Watermarking 3D mesh by spherical parameterization

Abstract

In this paper, a robust 3D trianglular mesh watermarking algorithm is presented by applying spherical parameterization. First, we transform the coordinate signals of the 3D triangular mesh into spherical signals using a global spherical parameterization and an even sampling scheme. Then, spherical harmonic transformation is used to generate some data for embedding watermarks. As a result, the watermarks can be embedded in the Fourier-frequency domain of the original mesh. Experimental results show that our watermarking algorithm is robust since watermarks can be extracted without mesh alignment or re-meshing under a variety of attacks, including noise addition, crop, filtering, enhancement, rotation, translation, scale and re-sampling.

Introduction

Currently, watermarking technology focuses on media types such as still images, audio and video streams [1], [2], [3], [4], [5], [6]. The problem of watermarking 3D models, on the other hand, has received less attention from researchers. However, as more and more CAD-based 3D data are entering the World Wide Web, it is inevitable that companies or copyright owners who present or sell their products in the virtual space will face copyright-related problems. A logical demand from these companies would be preventing their 3D-based material from unauthorized use. Digital watermarking will possess extensive application perspective in this area.

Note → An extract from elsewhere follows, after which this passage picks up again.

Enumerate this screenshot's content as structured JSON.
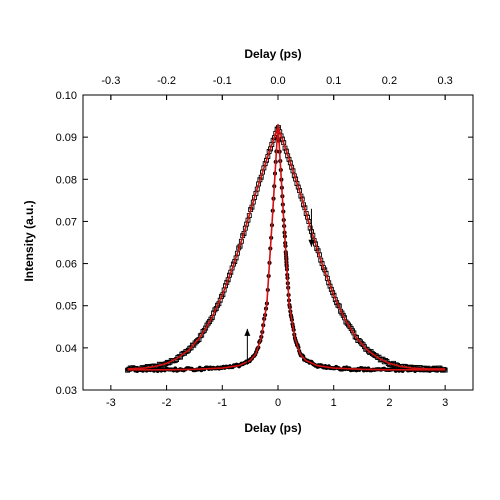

In comparison to audio, video, and still-image data, some challenges exist for watermarking 3D mesh models [7], [10]. For example, arbitrary meshes lack a natural parameterization for frequency-based signal processing, and thus they cannot adopt the corresponding image watermarking algorithms that are based on the frequency domain, such as the wavelet transforms and the Fourier transforms which most image watermarking algorithms are based on.

There are two kinds of 3D mesh watermarking algorithms that are similar to image watermarking. One is based on the spatial domain [7], [8], [9], which provides many insights into mesh watermarking but the techniques are not yet robust enough. For example, these algorithms cannot withstand the attacks of noise addition and cropping operations.

The other is on the “frequency” domain [10], [11], [12], [13], [14], [15]. Praun and Hoppe [10] modified the shape of the mesh by a spatial kernel to embed information in the “low-frequency” component of the shape. However, the watermarks are real numbers sampled from a Gaussian distribution. Kanai et al. [11] were the first to apply a transformed-domain watermarking approach on 3D meshes—a robust, blind-detection watermarking algorithm that works in the mesh's wavelet-transformed domain. However, the method requires the mesh to have 1–4 subdivision connectivity. Yin et al. [12] reported an informed-detection, robust mesh-watermarking algorithm that worked in a transformed domain. The algorithm is based on a multi-resolution decomposition of polygonal mesh shapes proposed by Guskov et al. [13]. However, registration and resampling are needed to bring the attacked mesh model back into its original location, orientation, scale, topology and resolution level when the watermarked mesh is cropped or similarity transformation. Recently, Ohbuchi et al. [16] presented an algorithm based on their previous works [14] in an attempt to watermark much larger meshes within a reasonable time. Although the watermarking is more robust against connectivity alteration, cropping, mesh simplification and smoothing, it still left some space for improvements. For example, watermark extraction requires a lot of information such as the original mesh, the patch key and the information that uniquely determines the partitioning of the original mesh. Mesh alignment and re-meshing are also needed during watermarks extraction.

In this paper, a new 3D mesh watermarking algorithm is developed using spherical parameterization. The spherical parameterization make the coordinate information of 3D meshes defined on a sphere in order to embed watermarks by spherical harmonic transform. The spherical harmonic transform is widely used in broad area of earth science, which really is the combination of Fourier transform in longitude and latitude transform in latitude [16]. Therefore, the spherical harmonic transform is introduced to analyze and synthesize spherical geometric signals, which made it possible to embed watermarks in the Fourier frequency domain of the original 3D mesh. So, our algorithm is robust to some attacks. However, these transformations can bring serious distortion to the watermarked mesh. Thus, we also use some methods to weaken the distortion, including reordering the vertices of the original mesh, modifying the watermarked 3D mesh to decrease the distortion during embedding watermarks, magnifying the watermark information of the 3D mesh during watermark extraction and coding watermarks in some particular ways.

As a result, our algorithm is proved to be strong to some attacks including noise addition, filtering, enhancement, rotation, translation and resampling without the need of mesh alignment and re-meshing. It is also robust to attacks of cropping, vertex reordering and simplification with preprocessing. In addition, only the spherical parameterization data of the original mesh is required while extracting watermarks.

In Section 2, the mesh watermarking algorithm is described in detail. Sections 3 present experimental results and attack analysis. In Section 4, we draw a conclusion.